The Whole of Government Accounts (WGA) contains information on future fiscal liabilities that are relevant for our forecast. These include:
- public service pensions, where the future costs of providing pension benefits that have already been earned are treated as current costs, and charged to each year’s accounts;
- provisions for future liabilities that have resulted from past events, where the liabilities are expected to happen. The WGA information also shows the time period when the liabilities might fall due; and
- contingent liabilities, which are possible future liabilities that have resulted from past events, but which are less likely or unlikely to happen.
The Treasury will publish the 2011-12 WGA later this year, and we will report on the latest picture it shows for future liabilities in our 2013 Fiscal sustainability report (FSR). However, we already know government departments’ provisions and future liabilities at the end of 2011-12, from their published accounts. This box explains how we have ensured that those liabilities that are expected to affect the public finances in the next five years are reflected in our forecast.

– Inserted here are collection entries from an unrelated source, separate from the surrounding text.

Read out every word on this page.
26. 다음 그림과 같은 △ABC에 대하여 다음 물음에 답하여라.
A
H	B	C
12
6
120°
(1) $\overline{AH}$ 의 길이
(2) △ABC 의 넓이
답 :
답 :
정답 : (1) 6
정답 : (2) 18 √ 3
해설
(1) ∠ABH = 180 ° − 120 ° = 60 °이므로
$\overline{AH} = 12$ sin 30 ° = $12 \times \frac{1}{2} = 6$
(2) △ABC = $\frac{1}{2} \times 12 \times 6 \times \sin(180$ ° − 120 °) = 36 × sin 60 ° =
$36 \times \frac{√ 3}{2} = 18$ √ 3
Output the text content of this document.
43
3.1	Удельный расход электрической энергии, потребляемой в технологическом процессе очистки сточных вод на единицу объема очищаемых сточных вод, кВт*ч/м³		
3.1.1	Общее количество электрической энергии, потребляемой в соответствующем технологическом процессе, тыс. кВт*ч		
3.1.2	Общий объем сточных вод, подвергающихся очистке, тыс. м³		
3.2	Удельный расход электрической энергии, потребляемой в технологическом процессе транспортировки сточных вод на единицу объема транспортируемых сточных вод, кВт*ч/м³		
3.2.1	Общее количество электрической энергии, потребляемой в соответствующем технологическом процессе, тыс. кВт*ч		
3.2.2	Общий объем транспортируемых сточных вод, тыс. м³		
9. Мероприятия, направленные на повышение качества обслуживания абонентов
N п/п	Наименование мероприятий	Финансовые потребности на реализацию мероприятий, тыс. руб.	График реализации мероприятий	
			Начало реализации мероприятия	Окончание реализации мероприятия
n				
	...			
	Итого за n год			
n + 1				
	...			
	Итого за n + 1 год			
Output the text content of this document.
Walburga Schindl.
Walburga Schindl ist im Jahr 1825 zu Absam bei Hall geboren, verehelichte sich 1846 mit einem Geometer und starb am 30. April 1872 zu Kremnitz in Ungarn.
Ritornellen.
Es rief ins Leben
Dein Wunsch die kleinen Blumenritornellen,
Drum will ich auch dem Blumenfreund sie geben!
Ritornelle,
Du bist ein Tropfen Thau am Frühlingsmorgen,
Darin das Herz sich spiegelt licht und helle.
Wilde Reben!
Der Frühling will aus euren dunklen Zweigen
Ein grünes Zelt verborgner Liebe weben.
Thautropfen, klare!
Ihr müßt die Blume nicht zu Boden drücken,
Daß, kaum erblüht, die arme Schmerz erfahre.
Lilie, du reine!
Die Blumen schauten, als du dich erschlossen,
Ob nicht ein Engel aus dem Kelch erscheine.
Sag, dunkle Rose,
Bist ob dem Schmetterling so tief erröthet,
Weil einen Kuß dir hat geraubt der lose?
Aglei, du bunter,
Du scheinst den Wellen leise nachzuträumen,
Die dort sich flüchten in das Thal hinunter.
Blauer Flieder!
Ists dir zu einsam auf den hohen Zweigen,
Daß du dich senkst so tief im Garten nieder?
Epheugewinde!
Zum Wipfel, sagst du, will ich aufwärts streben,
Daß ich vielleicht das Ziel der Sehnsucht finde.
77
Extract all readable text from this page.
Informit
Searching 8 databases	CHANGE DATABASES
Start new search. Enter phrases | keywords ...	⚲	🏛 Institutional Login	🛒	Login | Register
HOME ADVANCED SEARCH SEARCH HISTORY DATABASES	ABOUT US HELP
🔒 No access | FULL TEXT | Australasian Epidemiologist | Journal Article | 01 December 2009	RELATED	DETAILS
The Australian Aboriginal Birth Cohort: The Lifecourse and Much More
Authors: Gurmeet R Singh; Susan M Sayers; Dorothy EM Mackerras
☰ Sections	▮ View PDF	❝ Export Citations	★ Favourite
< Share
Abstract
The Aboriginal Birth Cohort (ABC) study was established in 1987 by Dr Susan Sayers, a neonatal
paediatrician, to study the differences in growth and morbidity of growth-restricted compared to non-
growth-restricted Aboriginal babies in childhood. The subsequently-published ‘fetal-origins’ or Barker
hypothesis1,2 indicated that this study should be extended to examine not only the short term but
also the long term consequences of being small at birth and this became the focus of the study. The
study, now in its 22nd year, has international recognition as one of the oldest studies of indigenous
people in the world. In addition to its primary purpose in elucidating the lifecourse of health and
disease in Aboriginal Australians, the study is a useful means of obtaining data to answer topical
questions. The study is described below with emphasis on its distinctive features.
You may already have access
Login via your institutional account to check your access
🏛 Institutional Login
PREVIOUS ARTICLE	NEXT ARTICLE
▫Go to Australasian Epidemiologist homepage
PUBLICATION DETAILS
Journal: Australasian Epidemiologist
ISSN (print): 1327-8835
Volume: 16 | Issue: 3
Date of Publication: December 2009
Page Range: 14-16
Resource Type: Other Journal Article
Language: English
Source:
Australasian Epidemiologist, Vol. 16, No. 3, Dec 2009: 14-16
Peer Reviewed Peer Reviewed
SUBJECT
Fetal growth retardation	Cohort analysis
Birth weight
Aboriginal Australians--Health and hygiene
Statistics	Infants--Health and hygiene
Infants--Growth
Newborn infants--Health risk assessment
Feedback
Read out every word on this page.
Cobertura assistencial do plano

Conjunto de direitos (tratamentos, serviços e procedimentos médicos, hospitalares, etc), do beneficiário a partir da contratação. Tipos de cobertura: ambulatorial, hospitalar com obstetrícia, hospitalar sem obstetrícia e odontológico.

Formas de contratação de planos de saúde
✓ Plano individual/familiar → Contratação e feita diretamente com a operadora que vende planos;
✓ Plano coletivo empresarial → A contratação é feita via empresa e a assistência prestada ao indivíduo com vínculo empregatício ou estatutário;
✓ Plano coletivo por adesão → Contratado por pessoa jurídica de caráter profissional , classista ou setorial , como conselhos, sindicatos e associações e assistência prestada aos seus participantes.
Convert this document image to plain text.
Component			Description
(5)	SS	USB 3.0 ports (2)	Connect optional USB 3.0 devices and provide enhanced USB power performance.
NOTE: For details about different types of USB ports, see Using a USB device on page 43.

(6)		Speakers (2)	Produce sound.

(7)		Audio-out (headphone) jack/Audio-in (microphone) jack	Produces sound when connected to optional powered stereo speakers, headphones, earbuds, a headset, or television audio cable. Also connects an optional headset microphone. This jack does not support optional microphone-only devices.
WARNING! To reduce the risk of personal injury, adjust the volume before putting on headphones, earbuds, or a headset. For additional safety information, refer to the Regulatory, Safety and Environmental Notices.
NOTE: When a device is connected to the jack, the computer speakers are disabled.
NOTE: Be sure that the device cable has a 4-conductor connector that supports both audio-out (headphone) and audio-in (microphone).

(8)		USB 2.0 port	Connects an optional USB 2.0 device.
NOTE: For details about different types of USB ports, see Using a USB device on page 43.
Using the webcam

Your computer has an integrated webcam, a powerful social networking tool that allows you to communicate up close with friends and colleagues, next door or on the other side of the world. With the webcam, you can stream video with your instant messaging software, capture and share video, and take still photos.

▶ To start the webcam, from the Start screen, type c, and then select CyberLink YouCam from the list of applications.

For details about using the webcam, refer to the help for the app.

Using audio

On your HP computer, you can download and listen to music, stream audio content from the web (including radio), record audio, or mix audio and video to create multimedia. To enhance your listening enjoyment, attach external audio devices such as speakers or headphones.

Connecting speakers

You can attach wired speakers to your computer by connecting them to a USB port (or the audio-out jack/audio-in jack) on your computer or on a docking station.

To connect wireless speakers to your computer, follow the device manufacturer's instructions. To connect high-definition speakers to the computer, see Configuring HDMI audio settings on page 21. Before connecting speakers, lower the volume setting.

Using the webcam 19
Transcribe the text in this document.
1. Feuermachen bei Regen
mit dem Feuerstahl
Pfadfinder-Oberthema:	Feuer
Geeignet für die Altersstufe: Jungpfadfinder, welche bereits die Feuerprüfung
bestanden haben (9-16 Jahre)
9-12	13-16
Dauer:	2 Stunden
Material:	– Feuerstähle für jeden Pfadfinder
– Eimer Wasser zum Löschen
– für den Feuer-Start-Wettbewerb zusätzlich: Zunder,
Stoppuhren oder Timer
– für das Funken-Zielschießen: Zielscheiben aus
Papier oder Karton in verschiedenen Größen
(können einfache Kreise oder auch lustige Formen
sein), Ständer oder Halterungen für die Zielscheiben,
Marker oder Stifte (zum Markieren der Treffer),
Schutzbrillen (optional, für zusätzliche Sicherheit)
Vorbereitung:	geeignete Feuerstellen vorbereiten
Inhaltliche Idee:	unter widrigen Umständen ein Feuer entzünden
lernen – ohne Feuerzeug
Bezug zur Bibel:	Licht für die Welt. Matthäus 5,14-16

For future liabilities on spending, this forecast includes the latest forecasts for net payments for public service pensions out to 2017-18. Forecasts to 2062-63 will be contained in our 2013 FSR. Most of the future payments for which departments make provisions are included within departments’ DELs. These include the largest provisions for nuclear decommissioning and clinical negligence, where the future nuclear decommissioning payments are contained within the DELs for the Department of Energy and Climate Change (DECC) and the Ministry of Defence (MOD) and where the future clinical negligence payments are contained within the DEL for the Department of Health.
Other provisions for future liabilities at 31 March 2012 include:
- HMRC provisions of £2.1 billion for legal disputes over taxes, reduced from £4.4 billion at 31 March 2011. Our forecast assumes payments of £3.6 billion over the next five years, for these existing provisions and further provisions in future years’ accounts;
- DWP provisions of £3.9 billion relating to the Financial Assistance Scheme. Payments under this scheme are contained within DWP’s DEL. Receipts of £1.4 billion under this scheme are included in our forecast of capital accounting adjustments; and
- HM Treasury provisions of £1.3 billion for the Equitable Life Payments Scheme. Our forecast assumes payments of £0.9 billion under this scheme over the next five years.
The main contingent liabilities at 31 March 2012 include:
- HM Treasury’s contingent commitments associated with financial stability interventions. Our central forecasts do not include any of these potential costs, because they are judged more likely not to be paid than to be paid. In Box 4.2 we assess the potential fiscal cost of these interventions; and
- HMRC contingent liabilities of £20 billion for reductions in petroleum revenue tax and corporation tax where losses on decommissioning oil fields are set off against these taxes, reducing current receipts. Although these future losses of revenue are classified as contingent liabilities rather than provisions in HMRC’s accounts, we include a negative effect from oil and gas revenues from decommissioning expenditure of between £0.7 billion and £1.4 billion a year over the forecast period to 2017-18.